End-use testing: Tissues from the production lot are retained, grown for additional 7 days, fixed for histology, and analyzed.
Sterility: All media used throughout the production process is checked for sterility. Maintenance medium is incubated with and without antibiotics for 1 week and checked for sterility. The agarose gel from the 24-well plate used for shipping is also incubated for 1 week and checked for any sign of contamination.
Screening for pathogens: All cells are screened and are negative for HIV, hepatitis B and hepatitis C using PCR. However, no known test method can offer complete assurance that the cells are pathogen free. Thus, these products and all human derived products should be handled at BSL-2 levels (biosafety level 2) or higher as recommended in the CDC-NIH manual, “Biosafety in microbiological and biomedical laboratories,” 1998. For further assistance, please contact your site Safety Officer or MatTek technical service.
Notification of lot failure: If a tissue lot fails our QC or sterility testing, the customer will be notified and the tissues will be replaced without charge when appropriate. Because our QC and sterility testing is done post-shipment, notification will be made as soon as possible (Under normal circumstances sterility failures will be notified within 8 days of shipment).

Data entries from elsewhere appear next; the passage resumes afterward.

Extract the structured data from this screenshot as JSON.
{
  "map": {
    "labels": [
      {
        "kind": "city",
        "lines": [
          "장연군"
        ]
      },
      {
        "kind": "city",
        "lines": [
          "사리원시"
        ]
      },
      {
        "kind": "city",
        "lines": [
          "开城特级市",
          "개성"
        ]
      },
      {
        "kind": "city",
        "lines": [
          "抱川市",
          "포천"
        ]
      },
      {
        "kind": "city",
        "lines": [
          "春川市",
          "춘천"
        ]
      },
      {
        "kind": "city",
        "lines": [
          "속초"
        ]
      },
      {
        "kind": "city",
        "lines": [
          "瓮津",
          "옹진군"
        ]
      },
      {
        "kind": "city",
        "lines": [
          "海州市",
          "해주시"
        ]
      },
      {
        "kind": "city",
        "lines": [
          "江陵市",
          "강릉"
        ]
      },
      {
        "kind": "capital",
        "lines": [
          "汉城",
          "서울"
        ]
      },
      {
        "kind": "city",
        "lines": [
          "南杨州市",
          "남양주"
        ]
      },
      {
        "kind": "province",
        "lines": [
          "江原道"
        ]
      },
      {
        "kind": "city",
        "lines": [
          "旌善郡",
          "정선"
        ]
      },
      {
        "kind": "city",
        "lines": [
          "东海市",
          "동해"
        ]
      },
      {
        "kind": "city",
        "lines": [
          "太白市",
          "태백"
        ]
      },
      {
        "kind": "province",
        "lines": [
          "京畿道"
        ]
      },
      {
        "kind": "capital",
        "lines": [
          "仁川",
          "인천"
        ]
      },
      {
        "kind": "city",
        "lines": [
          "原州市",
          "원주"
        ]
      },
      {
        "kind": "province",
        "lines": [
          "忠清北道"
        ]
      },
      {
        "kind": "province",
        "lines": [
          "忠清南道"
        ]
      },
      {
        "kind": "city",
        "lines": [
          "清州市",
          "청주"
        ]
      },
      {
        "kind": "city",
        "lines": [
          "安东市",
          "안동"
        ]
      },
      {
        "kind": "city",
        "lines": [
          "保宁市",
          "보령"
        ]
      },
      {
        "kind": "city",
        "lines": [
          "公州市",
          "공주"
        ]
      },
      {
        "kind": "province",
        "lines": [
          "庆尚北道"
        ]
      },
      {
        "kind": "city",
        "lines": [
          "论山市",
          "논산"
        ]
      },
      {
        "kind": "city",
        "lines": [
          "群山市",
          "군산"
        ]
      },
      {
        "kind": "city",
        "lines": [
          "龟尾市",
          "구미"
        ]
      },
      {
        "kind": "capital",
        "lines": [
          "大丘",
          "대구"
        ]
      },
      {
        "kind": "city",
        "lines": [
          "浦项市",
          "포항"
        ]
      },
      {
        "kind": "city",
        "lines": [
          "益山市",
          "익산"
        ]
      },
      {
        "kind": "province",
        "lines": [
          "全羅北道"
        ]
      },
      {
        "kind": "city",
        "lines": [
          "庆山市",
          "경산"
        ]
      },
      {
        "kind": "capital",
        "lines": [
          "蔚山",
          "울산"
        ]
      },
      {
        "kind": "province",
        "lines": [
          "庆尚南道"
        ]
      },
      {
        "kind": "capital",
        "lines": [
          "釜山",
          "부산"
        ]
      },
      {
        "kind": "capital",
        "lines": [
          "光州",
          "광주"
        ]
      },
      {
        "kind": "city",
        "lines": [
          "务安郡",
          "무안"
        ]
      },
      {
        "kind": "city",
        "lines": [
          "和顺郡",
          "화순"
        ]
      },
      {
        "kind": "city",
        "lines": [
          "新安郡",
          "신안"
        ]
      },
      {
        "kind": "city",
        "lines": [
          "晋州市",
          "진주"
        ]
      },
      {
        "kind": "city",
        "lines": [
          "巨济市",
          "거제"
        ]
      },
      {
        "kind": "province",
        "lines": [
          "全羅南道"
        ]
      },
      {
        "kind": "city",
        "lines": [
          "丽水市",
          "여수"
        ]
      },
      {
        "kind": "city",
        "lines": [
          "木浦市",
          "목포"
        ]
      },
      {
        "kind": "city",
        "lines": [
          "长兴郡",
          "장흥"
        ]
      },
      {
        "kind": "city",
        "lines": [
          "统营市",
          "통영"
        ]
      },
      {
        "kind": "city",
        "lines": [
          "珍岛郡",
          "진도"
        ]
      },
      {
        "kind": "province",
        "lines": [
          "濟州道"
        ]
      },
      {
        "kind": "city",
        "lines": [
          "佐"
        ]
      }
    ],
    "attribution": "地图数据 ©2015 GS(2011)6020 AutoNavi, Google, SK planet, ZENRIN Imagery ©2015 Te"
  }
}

Tumor Invasion and Anti-Melanoma Drug Screening
MatTek’s Melanoma tissue exhibits radial growth phase, vertical growth phase, and metastatic melanoma phenotypes, paralleling the progression of melanoma in vivo. This model provides a valuable tool for oncologists and cancer researchers to study, understand, and develop preventative and therapeutic treatments for one of the most serious cutaneous malignancies. Browse our Melanoma references in the MatTek Reference Library to see how doctors and researchers have used our Melanoma tissue.
For oncological study of melanoma
MatTek’s melanoma model mimics the morphology and progression of melanoma in vivo, making it a valuable tool for oncological study and evaluation of the efficacy of therapeutic candidates.